Tracing the Magnetic Field Topology of the Quiet Corona Using Propagating Disturbances

Abstract

Abstract The motion of faint propagating disturbances (PDs) in the solar corona reveals an intricate structure that must be defined by the magnetic field. Applied to quiet Sun observations by the Atmospheric Imaging Assembly (AIA)/Solar Dynamics Observatory (SDO), a novel method reveals a cellular network, with cells of typical diameters 50″ in the cool 304 Å channel and 100″ in the coronal 193 Å channel. The 193 Å cells can overlie several 304 Å cells, although both channels share common source and sink regions. The sources are points, or narrow corridors, of divergence that occupy the centers of cells. They are significantly aligned with photospheric network features and enhanced magnetic elements. This shows that the bright network is important to the production of PDs and confirms that the network is host to the source footpoint of quiet coronal loops. The other footpoint, or the sinks of the PDs, form the boundaries of the coronal cells.

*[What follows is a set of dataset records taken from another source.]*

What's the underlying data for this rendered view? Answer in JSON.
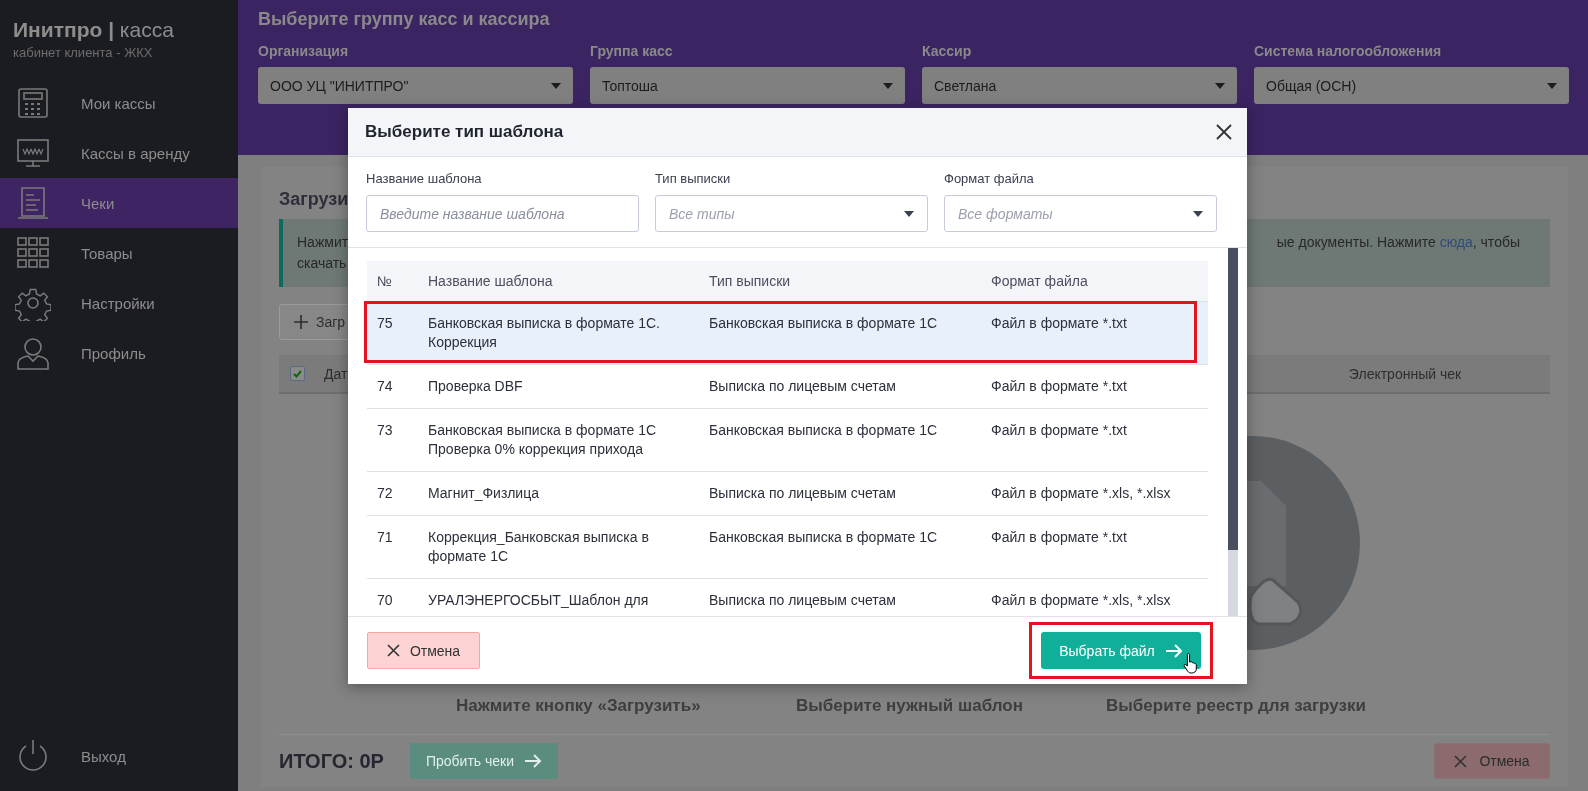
{
  "sidebar": {
    "brand": "**Инитпро |** касса",
    "subtitle": "кабинет клиента - ЖКХ",
    "items": [
      {
        "label": "Мои кассы",
        "selected": false
      },
      {
        "label": "Кассы в аренду",
        "selected": false
      },
      {
        "label": "Чеки",
        "selected": true
      },
      {
        "label": "Товары",
        "selected": false
      },
      {
        "label": "Настройки",
        "selected": false
      },
      {
        "label": "Профиль",
        "selected": false
      }
    ],
    "logout": "Выход"
  },
  "header": {
    "title": "Выберите группу касс и кассира",
    "filters": [
      {
        "label": "Организация",
        "value": "ООО УЦ \"ИНИТПРО\""
      },
      {
        "label": "Группа касс",
        "value": "Топтоша"
      },
      {
        "label": "Кассир",
        "value": "Светлана"
      },
      {
        "label": "Система налогообложения",
        "value": "Общая (ОСН)"
      }
    ]
  },
  "page": {
    "title": "Загрузи",
    "info_left": [
      "Нажмит",
      "скачать"
    ],
    "info_before": "ые документы. Нажмите ",
    "info_link": "сюда",
    "info_after": ", чтобы",
    "upload_button": "Загр",
    "table": {
      "checked": true,
      "column_1": "Дат",
      "column_2": "Электронный чек"
    },
    "steps": [
      "Нажмите кнопку «Загрузить»",
      "Выберите нужный шаблон",
      "Выберите реестр для загрузки"
    ],
    "total": "ИТОГО: 0Р",
    "submit_button": "Пробить чеки",
    "cancel_button": "Отмена"
  },
  "dialog": {
    "title": "Выберите тип шаблона",
    "filters": [
      {
        "kind": "text",
        "label": "Название шаблона",
        "placeholder": "Введите название шаблона"
      },
      {
        "kind": "select",
        "label": "Тип выписки",
        "placeholder": "Все типы"
      },
      {
        "kind": "select",
        "label": "Формат файла",
        "placeholder": "Все форматы"
      }
    ],
    "columns": [
      "№",
      "Название шаблона",
      "Тип выписки",
      "Формат файла"
    ],
    "rows": [
      {
        "number": "75",
        "name": "Банковская выписка в формате 1С. Коррекция",
        "type": "Банковская выписка в формате 1С",
        "format": "Файл в формате *.txt",
        "selected": true,
        "marked": true
      },
      {
        "number": "74",
        "name": "Проверка DBF",
        "type": "Выписка по лицевым счетам",
        "format": "Файл в формате *.txt",
        "selected": false,
        "marked": false
      },
      {
        "number": "73",
        "name": "Банковская выписка в формате 1С Проверка 0% коррекция прихода",
        "type": "Банковская выписка в формате 1С",
        "format": "Файл в формате *.txt",
        "selected": false,
        "marked": false
      },
      {
        "number": "72",
        "name": "Магнит_Физлица",
        "type": "Выписка по лицевым счетам",
        "format": "Файл в формате *.xls, *.xlsx",
        "selected": false,
        "marked": false
      },
      {
        "number": "71",
        "name": "Коррекция_Банковская выписка в формате 1С",
        "type": "Банковская выписка в формате 1С",
        "format": "Файл в формате *.txt",
        "selected": false,
        "marked": false
      },
      {
        "number": "70",
        "name": "УРАЛЭНЕРГОСБЫТ_Шаблон для",
        "type": "Выписка по лицевым счетам",
        "format": "Файл в формате *.xls, *.xlsx",
        "selected": false,
        "marked": false
      }
    ],
    "cancel_button": "Отмена",
    "choose_button": "Выбрать файл",
    "choose_marked": true
  }
}
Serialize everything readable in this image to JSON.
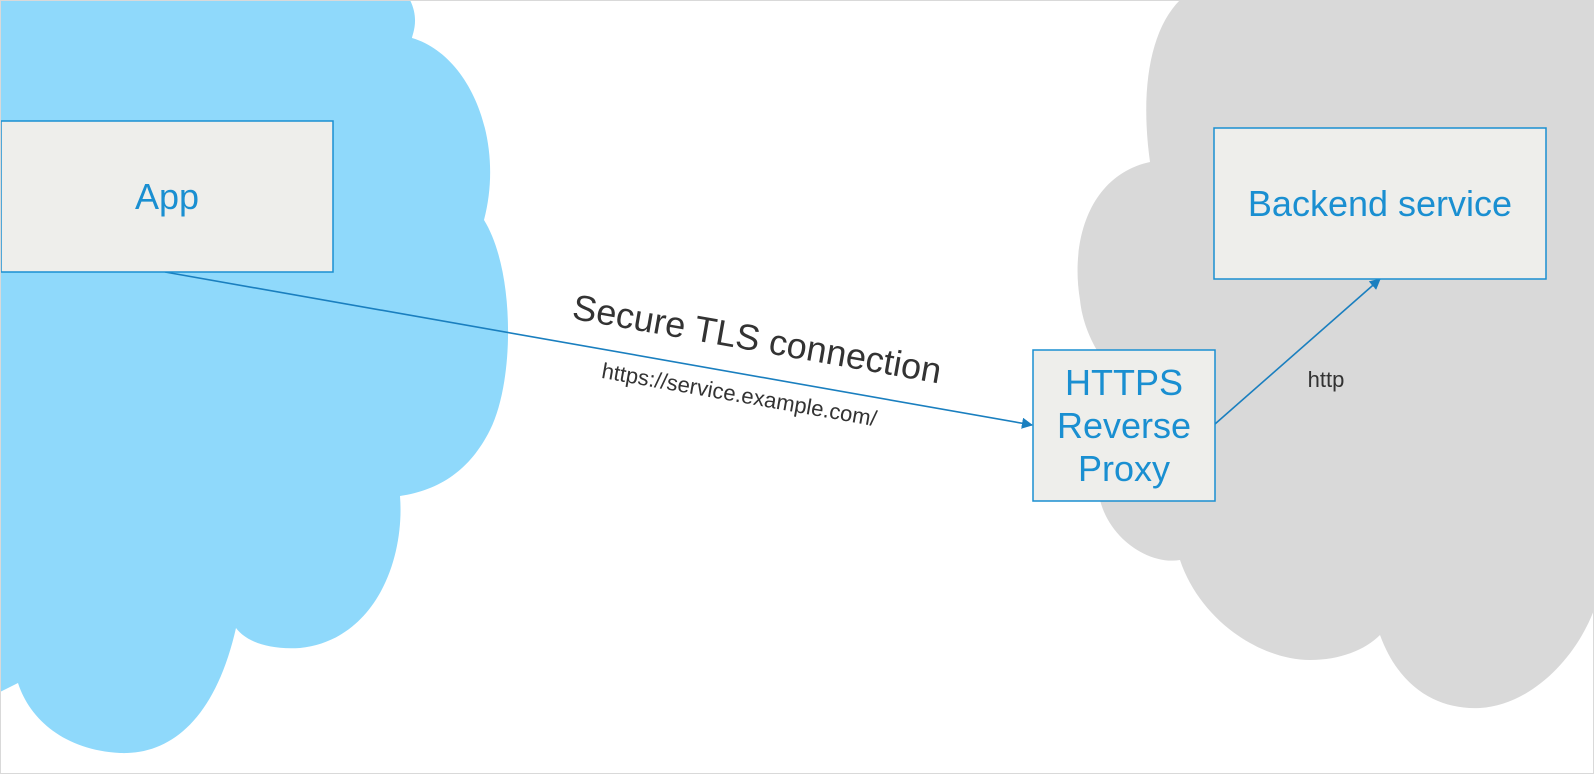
{
  "colors": {
    "client_cloud": "#8fd9fb",
    "server_cloud": "#d9d9d9",
    "box_fill": "#eeeeeb",
    "box_stroke": "#1a8fd1",
    "box_text": "#1a8fd1",
    "arrow": "#1a7fbf",
    "edge_text": "#333333"
  },
  "nodes": {
    "app": {
      "label": "App"
    },
    "proxy": {
      "lines": [
        "HTTPS",
        "Reverse",
        "Proxy"
      ]
    },
    "backend": {
      "label": "Backend service"
    }
  },
  "edges": {
    "tls": {
      "label": "Secure TLS connection",
      "sublabel": "https://service.example.com/"
    },
    "http": {
      "label": "http"
    }
  }
}
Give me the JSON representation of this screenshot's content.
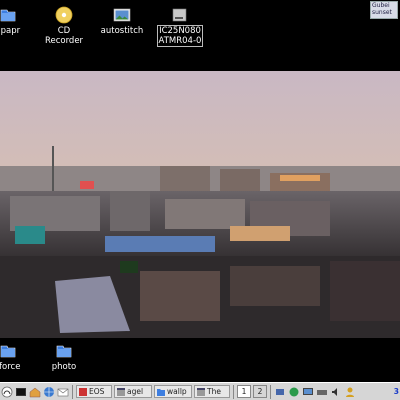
{
  "desktop": {
    "icons": [
      {
        "label": "llpapr",
        "icon": "folder-icon"
      },
      {
        "label": "CD\nRecorder",
        "icon": "cd-icon"
      },
      {
        "label": "autostitch",
        "icon": "image-icon"
      },
      {
        "label": "IC25N080\nATMR04-0",
        "icon": "hard-drive-icon"
      },
      {
        "label": "rforce",
        "icon": "folder-icon"
      },
      {
        "label": "photo",
        "icon": "folder-icon"
      }
    ]
  },
  "widget": {
    "line1": "Gubei",
    "line2": "sunset"
  },
  "taskbar": {
    "tasks": [
      {
        "label": "EOS",
        "icon": "pdf-icon"
      },
      {
        "label": "agel",
        "icon": "window-icon"
      },
      {
        "label": "wallp",
        "icon": "folder-icon"
      },
      {
        "label": "The",
        "icon": "window-icon"
      }
    ],
    "pager": [
      "1",
      "2"
    ],
    "clock": "3"
  },
  "colors": {
    "taskbar": "#d6d6d6",
    "clock": "#1a3cc8",
    "folder": "#3d7ee0"
  }
}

These are not significantly aligned with the photospheric network—they are generally situated above the dark internetwork photosphere. They form compact points or corridors, often without an obvious signature in the underlying photosphere. We argue that these sink points can either be concentrations of closed field footpoints associated with minor magnetic elements in the internetwork or concentrations of an upward-aligned open field. The link between the coronal velocity and magnetic fields is strengthened by comparison with a magnetic extrapolation, which shows several general and specific similarities, thus the velocity maps offer a valuable additional constraint on models.